Las malezas donde Amrafel había creído advertir el movimiento sospechoso, habían quedado muy distantes. Nada se notaba que confirmase la sospecha.
El Rey Tihur mandó á parte de su gente que volviese con las balsas á la opuesta orilla para traer á los que allí quedaban.
VI.
En la orilla del Djan-Deria, á donde había pasado el Rey Tihur, la vegetación era más pobre que en la orilla opuesta. Las rojas y estériles arenas del Kizil-Cun, que el viento atraía por aquella parte hasta el mismo borde del río, quitaban toda lozanía y todo vigor productivo al terreno. Aquellas arenas se han ido extendiendo hacia el Norte con el andar del tiempo, y han hecho cambiar de cauce al Djan-Deria no pocas veces.
En la época de nuestra historia ya he dicho que el Djan-Deria estaba en su desembocadura á unas cincuenta leguas del Sir y de Vesila-Tefeh.
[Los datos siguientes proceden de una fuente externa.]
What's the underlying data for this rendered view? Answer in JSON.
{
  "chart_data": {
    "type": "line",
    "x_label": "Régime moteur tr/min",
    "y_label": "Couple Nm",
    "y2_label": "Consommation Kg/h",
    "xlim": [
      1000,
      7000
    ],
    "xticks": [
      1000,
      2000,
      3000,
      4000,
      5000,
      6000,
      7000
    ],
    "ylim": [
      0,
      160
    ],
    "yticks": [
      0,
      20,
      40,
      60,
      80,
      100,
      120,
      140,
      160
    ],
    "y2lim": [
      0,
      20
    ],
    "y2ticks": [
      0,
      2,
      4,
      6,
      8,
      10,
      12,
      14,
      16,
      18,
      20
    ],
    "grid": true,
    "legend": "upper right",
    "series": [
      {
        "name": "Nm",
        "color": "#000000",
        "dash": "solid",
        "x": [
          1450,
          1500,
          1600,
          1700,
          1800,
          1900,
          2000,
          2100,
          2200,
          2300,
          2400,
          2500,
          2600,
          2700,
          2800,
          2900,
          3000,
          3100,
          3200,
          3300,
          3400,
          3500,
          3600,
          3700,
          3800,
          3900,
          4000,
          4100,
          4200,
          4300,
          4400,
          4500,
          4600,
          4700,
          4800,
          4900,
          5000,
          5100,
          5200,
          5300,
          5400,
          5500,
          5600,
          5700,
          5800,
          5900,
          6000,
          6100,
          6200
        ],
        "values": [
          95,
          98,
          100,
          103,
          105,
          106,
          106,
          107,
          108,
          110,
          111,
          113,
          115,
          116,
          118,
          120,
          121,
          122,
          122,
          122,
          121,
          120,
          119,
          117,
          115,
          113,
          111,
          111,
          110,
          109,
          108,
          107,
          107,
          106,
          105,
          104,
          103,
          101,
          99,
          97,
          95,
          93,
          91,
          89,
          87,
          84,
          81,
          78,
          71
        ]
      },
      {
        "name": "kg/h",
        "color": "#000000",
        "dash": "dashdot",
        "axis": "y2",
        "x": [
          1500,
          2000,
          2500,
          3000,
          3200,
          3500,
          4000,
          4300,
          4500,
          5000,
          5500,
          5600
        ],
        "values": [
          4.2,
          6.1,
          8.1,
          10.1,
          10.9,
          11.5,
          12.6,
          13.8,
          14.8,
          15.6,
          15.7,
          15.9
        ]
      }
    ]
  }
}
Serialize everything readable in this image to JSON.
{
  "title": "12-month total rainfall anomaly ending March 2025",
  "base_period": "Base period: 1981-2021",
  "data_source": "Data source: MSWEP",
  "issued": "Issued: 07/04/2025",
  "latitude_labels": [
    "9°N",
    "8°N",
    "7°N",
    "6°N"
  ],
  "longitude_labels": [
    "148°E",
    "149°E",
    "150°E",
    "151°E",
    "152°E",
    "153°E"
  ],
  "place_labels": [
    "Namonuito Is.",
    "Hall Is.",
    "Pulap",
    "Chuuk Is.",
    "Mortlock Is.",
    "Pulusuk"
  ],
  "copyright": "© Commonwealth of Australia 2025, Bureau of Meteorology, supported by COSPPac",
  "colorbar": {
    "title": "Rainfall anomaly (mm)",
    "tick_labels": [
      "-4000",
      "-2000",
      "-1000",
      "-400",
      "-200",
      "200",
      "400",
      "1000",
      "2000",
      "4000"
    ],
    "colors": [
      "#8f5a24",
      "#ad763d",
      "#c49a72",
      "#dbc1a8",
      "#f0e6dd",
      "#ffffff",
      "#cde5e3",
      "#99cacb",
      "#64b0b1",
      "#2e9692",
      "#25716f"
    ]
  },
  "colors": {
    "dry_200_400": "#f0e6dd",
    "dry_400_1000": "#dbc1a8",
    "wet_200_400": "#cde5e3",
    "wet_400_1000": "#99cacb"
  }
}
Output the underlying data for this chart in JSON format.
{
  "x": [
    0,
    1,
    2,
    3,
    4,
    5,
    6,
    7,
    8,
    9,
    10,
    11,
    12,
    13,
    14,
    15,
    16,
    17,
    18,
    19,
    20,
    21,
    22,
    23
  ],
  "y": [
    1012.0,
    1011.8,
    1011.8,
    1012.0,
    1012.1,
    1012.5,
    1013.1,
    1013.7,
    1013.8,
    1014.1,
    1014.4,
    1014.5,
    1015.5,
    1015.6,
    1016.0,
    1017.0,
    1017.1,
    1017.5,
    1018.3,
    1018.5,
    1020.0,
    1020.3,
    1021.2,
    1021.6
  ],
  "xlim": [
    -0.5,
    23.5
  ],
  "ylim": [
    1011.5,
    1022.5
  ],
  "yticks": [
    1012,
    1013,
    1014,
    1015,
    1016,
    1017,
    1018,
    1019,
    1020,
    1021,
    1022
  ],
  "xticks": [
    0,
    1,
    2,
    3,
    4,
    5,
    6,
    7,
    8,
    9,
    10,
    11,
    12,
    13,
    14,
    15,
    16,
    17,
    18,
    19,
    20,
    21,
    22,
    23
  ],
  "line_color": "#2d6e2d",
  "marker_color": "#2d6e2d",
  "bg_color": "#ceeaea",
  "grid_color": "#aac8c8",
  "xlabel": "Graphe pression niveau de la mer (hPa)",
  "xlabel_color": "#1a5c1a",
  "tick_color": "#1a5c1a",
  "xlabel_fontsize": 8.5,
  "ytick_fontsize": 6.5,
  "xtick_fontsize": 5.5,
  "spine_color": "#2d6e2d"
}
El desierto de Kizil-Cun allí mismo empezaba.
Con todo, hasta donde las aguas y el limo fecundante del Djan-Deria solían llegar en las mayores avenidas había hierbas y plantas, verdes y floridas entonces por ser el mejor momento de la primavera.
En torno del sitio donde el Rey Tihur había desembarcado crecían juncos y espadañas, olorosa retama ó gayomba, cubierta entonces de sus flores amarillas, y algunos espinos, tarajes y enebros raquíticos.
Á cierta distancia, hacia la izquierda, el suelo parecía ser menos infecundo, y se alzaba el bosquecillo ó matorral donde Amrafel habría creído percibir el movimiento de gente emboscada.
No bien se alargaba la vista á cien pasos del río, la vegetación desaparecía casi por completo, y apenas se veía sino un llano extensísimo, un mar de arena roja, cuya monotonía sólo alteraban las dunas ó montecillos que solía formar la misma arena movediza.